Competing on Price is a Flawed Strategy

I have received an email from Airbnb notifying me of the number of views I have received, suggesting that my prices have resulted in lost bookings, and recommending that I lower my prices to attract more bookings.

This is flawed advice. Airbnb hosts should be encouraged to be price makers, not price takers. It is in the host's and Airbnb's interests to keep prices up, no lower them. I differentiate my property using non-price criteria. If I compete on price, then I end up supporting  a race to the bottom. I am not going to do that.

Airbnb should re-think this short-term, flawed price-based policy!

Get rid of smart pricing @Lai-Peng0, as @Peter36 stated. Smart pricing is one of the biggest scams and I haven't heard anyone who has benefited from it. 

David646
Level 1
Los Angeles, CA

Hi everyone,

 

I look at what I can provide with my listing and what other listings providing.

 

I also update my prices automatically 4 times a day, which makes my listings go to the top.

 

I'm always rented at the end of the month, I'm in the high 90%

 

With that knowlege I am able to make my prices competitive. 

 

I set my own prices and they are determined by the places around me, I really dislike smart pricing and would like to be permantly removed. Along with Airbnb hold music.

 

I'm willing to provide co-hosting if anyone needs my services. 

Rob-And-Kate0
Level 1
Ottawa, Canada

I agree 1000%.  I used to set pricing off of the hotel and resort rate in our area with a hefty discount from their price because of the extra features they have versus our place. The system worked great and put us competing with the real competition for those deciding on a hotel or an owner rental. With continual individual price adjustments it has forced us to reduce revenue expectation, spend more time actively managing event pricing, accept more last minute bookings, and possibly contributed to increased cancellations due to lower quality renters we have been seeing in the last year or so.
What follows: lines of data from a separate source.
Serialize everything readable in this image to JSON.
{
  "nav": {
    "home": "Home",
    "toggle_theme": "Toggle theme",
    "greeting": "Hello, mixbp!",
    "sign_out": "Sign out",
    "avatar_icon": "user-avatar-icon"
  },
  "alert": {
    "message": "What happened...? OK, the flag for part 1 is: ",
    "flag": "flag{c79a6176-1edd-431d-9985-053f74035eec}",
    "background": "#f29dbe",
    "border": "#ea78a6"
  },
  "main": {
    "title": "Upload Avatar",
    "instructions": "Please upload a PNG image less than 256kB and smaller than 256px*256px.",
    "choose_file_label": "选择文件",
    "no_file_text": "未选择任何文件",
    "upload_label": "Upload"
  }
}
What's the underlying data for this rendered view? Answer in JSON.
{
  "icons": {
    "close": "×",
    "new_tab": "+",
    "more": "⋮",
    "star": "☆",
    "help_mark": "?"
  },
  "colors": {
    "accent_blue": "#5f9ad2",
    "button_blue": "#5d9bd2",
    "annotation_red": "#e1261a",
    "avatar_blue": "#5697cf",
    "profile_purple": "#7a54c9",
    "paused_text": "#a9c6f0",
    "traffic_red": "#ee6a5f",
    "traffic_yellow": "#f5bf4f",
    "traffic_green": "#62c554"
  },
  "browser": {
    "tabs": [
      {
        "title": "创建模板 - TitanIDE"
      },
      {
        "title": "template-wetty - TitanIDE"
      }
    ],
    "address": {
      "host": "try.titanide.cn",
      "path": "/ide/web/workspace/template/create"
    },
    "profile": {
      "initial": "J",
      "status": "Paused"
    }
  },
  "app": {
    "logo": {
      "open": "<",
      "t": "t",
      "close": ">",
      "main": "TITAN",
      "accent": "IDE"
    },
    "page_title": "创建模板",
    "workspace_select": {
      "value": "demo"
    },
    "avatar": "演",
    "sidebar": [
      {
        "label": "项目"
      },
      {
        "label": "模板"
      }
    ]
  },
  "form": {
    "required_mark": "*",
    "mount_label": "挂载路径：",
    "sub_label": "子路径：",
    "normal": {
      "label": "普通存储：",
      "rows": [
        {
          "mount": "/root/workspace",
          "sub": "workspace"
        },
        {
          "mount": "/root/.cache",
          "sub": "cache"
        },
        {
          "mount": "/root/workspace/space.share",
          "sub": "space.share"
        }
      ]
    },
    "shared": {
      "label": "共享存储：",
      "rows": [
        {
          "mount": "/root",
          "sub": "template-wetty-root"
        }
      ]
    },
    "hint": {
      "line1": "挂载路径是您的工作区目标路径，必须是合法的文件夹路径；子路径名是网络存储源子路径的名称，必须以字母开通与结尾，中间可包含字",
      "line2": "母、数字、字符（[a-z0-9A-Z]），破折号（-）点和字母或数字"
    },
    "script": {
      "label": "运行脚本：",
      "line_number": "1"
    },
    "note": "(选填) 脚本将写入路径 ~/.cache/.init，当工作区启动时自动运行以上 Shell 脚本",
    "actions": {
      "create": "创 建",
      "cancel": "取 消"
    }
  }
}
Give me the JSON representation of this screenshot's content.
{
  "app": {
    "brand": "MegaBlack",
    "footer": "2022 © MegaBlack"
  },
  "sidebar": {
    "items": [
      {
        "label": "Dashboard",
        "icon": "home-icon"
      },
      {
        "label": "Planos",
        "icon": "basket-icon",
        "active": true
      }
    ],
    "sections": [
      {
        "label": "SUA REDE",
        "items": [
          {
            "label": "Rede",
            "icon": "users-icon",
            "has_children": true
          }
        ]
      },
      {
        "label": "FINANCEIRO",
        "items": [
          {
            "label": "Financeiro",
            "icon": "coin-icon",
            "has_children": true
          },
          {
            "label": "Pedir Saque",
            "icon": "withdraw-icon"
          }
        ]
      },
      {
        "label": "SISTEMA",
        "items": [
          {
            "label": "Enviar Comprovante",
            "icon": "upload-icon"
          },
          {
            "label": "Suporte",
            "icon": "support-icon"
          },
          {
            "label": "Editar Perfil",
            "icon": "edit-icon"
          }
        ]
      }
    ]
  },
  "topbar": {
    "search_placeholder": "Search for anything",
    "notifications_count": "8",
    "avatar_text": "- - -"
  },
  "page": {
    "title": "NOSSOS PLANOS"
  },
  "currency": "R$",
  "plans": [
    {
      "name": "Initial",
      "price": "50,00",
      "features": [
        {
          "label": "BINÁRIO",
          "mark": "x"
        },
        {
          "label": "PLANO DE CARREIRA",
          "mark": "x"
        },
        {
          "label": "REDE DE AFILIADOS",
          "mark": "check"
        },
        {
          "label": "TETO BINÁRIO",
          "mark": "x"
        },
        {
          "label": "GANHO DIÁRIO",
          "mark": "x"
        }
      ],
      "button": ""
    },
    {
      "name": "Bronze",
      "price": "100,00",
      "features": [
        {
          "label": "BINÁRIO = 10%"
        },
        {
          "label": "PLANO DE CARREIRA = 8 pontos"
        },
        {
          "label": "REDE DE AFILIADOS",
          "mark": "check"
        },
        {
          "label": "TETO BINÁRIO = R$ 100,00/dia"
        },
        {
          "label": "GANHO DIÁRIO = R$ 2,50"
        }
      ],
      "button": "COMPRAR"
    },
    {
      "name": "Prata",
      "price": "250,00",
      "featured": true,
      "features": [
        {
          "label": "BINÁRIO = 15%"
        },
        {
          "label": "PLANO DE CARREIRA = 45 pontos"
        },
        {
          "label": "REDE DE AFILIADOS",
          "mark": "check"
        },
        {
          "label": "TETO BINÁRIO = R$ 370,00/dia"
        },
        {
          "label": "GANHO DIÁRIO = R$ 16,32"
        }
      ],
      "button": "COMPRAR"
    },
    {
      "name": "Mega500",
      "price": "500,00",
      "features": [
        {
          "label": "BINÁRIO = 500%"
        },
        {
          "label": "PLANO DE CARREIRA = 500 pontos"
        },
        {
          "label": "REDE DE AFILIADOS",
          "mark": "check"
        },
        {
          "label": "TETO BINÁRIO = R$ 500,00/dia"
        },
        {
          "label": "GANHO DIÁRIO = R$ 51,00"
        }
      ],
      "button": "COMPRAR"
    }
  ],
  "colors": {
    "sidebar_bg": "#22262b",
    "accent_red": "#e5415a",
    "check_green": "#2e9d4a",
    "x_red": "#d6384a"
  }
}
I don't know about others, but we *had* turned off all of the other sites that we used to advertise on and went exclusively with Airbnb. Recently we have been turning the other channels on and it has already impacted the number of bookings Airbnb has gotten from us versus other sites quite significantly (probably 25% now come from non-airbnb bookings).  In our specific case the combination of lower commission on lower revenue and fewer bookings has reduced revenue to Airbnb.